Regex in Java: Matching Line Breaks With a Dot
Last week I set out to write some unit-tests for a Java application. Because the assertions target variable fields in a JSON string, I decided to use regular expressions (regex) to match these fields. In doing this, I learned a few interesting things, which weren’t immediately obvious to me, about how regex are implemented in Java.
Based on my experience with regex in Python, I started with the following code snippet. In this example, I want to assert whether the key: value
pair is present anywhere in the exampleJsonString
(which contains line breaks).
// Assign exampleJsonString and exampleRegex for clarity
String exampleJsonString = "{\n key : value, \n(...)\n}";
String exampleRegex = ".*key : value.*";
assertTrue(exampleJsonString.matches(exampleRegex));
This did not work because in Java’s implementation of regex the dot-wildcard .
does not include line terminators. This behaviour wasn’t immediately obvious to me and it took a while to figure out that this is implemented in some flavours of regex. To cite the Java 14 docs on regex:
Predefined character classes
. Any character (may or may not match line terminators)
With line-terminators being defined as:
A line terminator is a one- or two-character sequence that marks the end of a line of the input character sequence. The following are recognized as line terminators:
- A newline (line feed) character (‘\n’),
- A carriage-return character followed immediately by a newline character (“\r\n”),
- A standalone carriage-return character (‘\r’),
- A next-line character (‘\u0085’),
- A line-separator character (‘\u2028’), or
- A paragraph-separator character (‘\u2029’).
There are two ways to get around this limitation. The first way I found uses Pattern.compile()

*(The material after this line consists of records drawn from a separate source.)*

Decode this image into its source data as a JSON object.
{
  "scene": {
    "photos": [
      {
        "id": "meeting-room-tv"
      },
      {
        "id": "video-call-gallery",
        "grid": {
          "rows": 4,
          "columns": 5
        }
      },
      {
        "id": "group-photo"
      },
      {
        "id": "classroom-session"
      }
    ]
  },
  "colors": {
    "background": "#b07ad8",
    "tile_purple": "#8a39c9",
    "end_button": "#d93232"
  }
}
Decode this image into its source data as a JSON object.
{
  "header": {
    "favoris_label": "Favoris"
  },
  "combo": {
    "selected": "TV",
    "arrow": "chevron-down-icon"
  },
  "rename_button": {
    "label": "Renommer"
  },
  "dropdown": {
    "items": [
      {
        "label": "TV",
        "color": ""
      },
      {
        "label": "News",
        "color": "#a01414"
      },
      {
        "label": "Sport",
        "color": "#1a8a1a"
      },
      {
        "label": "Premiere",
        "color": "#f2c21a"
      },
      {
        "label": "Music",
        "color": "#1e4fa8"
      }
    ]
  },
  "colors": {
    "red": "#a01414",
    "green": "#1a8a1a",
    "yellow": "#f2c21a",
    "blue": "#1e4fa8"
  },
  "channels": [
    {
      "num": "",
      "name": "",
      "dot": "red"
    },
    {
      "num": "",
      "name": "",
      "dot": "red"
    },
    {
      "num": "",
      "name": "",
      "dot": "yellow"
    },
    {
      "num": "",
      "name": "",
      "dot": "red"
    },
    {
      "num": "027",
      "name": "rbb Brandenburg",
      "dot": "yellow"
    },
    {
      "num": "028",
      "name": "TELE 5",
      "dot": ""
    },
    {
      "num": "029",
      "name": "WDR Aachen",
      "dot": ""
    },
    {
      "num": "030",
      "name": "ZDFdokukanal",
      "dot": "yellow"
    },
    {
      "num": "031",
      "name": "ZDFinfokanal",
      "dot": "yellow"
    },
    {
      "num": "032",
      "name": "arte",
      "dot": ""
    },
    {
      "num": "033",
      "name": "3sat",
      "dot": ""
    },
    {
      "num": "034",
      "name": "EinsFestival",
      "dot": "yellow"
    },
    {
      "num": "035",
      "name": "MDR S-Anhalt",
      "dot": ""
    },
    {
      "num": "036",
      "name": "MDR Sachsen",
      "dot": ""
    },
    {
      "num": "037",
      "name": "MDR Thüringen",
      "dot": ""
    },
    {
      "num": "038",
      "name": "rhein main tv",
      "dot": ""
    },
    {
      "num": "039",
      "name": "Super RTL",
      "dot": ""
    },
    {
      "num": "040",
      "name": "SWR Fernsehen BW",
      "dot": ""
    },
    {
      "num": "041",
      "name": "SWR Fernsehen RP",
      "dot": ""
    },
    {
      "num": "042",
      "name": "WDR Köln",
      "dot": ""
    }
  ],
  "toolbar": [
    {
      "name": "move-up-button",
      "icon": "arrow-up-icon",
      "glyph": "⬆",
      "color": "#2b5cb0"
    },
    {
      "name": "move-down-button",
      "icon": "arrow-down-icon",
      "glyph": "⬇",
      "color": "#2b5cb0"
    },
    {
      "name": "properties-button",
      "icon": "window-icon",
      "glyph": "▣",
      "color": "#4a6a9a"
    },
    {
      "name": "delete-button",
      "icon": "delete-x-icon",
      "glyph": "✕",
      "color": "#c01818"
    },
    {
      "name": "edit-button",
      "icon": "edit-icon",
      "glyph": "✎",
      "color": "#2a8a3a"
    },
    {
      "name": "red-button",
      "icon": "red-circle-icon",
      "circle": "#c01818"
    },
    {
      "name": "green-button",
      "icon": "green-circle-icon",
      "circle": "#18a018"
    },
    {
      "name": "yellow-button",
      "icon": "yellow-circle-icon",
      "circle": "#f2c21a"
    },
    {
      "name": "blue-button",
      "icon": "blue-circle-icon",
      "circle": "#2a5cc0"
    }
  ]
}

to compile the regex into an instance of the Pattern
class. This allows you to pass the Pattern.DOTALL
flag, which makes the .
match any character including line breaks, as follows:
String exampleJsonString = "{\n key : value, \n(...)\n}";
Pattern exampleRegex = Pattern.compile(".*key : value.*", Pattern.DOTALL)
assertTrue(exampleRegex.matcher(testJson).find());
Alternatively, the Pattern.DOTALL
mode can be enabled via the embedded flag expression (?s)
. According to the docs ‘[t]he s
is a mnemonic for “single-line” mode, which is what this is called in Perl’. This results in:
String exampleJsonString = "{\n key : value, \n(...)\n}";
String exampleRegex = "(?s).*key : value.*";
assertTrue(exampleJsonString.matches(exampleRegex));
While both solutions exhibit the same functional behaviour, each has its benefits. The first solution performs better; executing the assertion 1 million times in a test method takes 251 ms for the first against 509 ms for the second. The second solution is closer to what I started with and feels more straightforward to me. Embedded flags can be used on specific parts of the regex, such as within a capture group at the expense of making the regex potentially harder to read; this holds for both compiled and uncompiled regex.
The Double-Escape
I’ll end with a short note on string compilation. Java compiles strings, which mean that escaping characters in regex requires some close attention. Say, I want to match a digit using \d
, escaping it with a single \
means the Java compiler interprets it as an escape character (depending on language level this can even be considered illegal) instead of interpreting it as part of a regex. So instead, to construct a regex to match a digit String regex = "\d";
, we need to construct the literal \
preceding a d
, as such: String regex = "\\d";
. While this is a rather simple example, you can end up with quite a few backslashes and a complaining IDE.